Lefteroff of PwC said seed- and early-stage financing in biotech and medical devices totaled about $940 million, or 62 percent of the just-over $1.5 billion in total investments made in both sectors.

"That bodes really well for the future funding of this sector, as so many early and seed-stage investments were made. Those will continue to receive venture capital funding for a number of years as they continue to mature," Lefteroff said. "The life sciences sector is one of the few sectors that still have a fairly steady stream of exit events. You see major pharma companies continuing to buy biotechnology companies. You see a lot of biotech-to-biotech mergers. You have seen some M&A deals continue in the medical device space."

More buyers exist, he said, for biopharma companies than med device companies — a trend he said helps explain why med device investment now trails investment in biotech.

Also, Lefteroff said, he saw a proverbial crack in the shuttered window of initial public offering deals, since 15 have been filed during the second quarter, versus none in the first quarter. "I think that the life sciences sector is one where investors are a little bit more optimistic about the ability to get companies liquid. And that's attracting this money to the space.
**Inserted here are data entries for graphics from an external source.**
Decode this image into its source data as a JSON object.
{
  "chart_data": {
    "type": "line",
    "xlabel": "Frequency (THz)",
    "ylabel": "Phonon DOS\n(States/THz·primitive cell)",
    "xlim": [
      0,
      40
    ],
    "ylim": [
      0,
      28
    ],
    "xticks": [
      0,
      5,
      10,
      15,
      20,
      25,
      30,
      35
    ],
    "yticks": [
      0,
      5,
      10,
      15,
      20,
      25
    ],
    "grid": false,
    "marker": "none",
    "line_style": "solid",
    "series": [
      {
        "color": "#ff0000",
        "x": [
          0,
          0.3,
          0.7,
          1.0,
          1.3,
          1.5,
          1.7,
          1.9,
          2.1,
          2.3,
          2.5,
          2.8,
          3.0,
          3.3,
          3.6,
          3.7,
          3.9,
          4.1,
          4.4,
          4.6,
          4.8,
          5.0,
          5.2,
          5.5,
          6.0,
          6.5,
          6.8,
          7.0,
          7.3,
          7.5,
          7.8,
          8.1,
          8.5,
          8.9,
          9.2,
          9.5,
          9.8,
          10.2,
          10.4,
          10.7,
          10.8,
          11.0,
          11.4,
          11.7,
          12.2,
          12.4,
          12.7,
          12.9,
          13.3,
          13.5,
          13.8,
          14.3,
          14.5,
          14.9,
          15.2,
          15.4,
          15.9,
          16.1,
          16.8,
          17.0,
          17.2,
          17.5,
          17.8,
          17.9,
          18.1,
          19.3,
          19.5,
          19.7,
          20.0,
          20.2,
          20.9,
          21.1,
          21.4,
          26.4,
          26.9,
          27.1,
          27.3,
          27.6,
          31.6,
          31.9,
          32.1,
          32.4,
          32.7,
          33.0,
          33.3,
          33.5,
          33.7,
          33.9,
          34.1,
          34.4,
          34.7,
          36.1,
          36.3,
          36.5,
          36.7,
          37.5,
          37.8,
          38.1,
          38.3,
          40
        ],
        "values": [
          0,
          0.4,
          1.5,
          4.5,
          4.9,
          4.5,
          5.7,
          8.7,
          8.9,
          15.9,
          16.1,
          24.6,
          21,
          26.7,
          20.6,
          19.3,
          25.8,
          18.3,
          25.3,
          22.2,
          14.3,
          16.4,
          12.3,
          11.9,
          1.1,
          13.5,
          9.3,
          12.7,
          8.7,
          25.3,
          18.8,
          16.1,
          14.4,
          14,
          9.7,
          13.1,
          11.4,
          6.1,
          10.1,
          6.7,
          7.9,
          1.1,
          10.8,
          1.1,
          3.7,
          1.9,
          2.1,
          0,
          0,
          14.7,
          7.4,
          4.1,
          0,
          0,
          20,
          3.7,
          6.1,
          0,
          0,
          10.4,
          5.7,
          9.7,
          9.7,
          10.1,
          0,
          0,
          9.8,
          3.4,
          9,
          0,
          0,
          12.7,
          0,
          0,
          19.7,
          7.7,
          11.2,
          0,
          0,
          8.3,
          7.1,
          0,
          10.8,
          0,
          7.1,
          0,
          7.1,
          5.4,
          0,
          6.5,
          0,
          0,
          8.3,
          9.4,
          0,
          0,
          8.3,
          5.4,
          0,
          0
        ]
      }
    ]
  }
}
"The money has been raised by the venture funds. It's got to be invested somewhere," Lefetroff added.

David Jones, chairman/founder of Chrysalis Ventures, said investors should warm to life-sci companies because of their greater potential for cost-cutting than other technology industries: "You haven't seen that kind of cost reduction in the drug discovery landscape or the medical device [field] yet."

Another factor in biotech's high second-quarter numbers: The sector enjoyed three blockbuster venture capital deals totaling more than $250 million during Q2. Joining Clovis on MoneyTree's list of top 10 VC deals of the quarter were Hyperion Therapeutics of South San Francisco, which won $60 million in fifth-sequence financing, and Cempra Pharmaceuticals of Chapel Hill, NC, which racked up nearly $46 million in a fourth-sequence financing.

Overall, the nation saw almost $3.7 billion invested in 612 VC deals across all industries — less than half of the $7.6 billion invested in 1,059 deals during Q2 '08, though 15 percent higher than the $3.2 billion awarded in 603 first-quarter financings.

MoneyTree is compiled by PricewaterhouseCoopers with the National Venture Capital Association, using data from Thomson Reuters.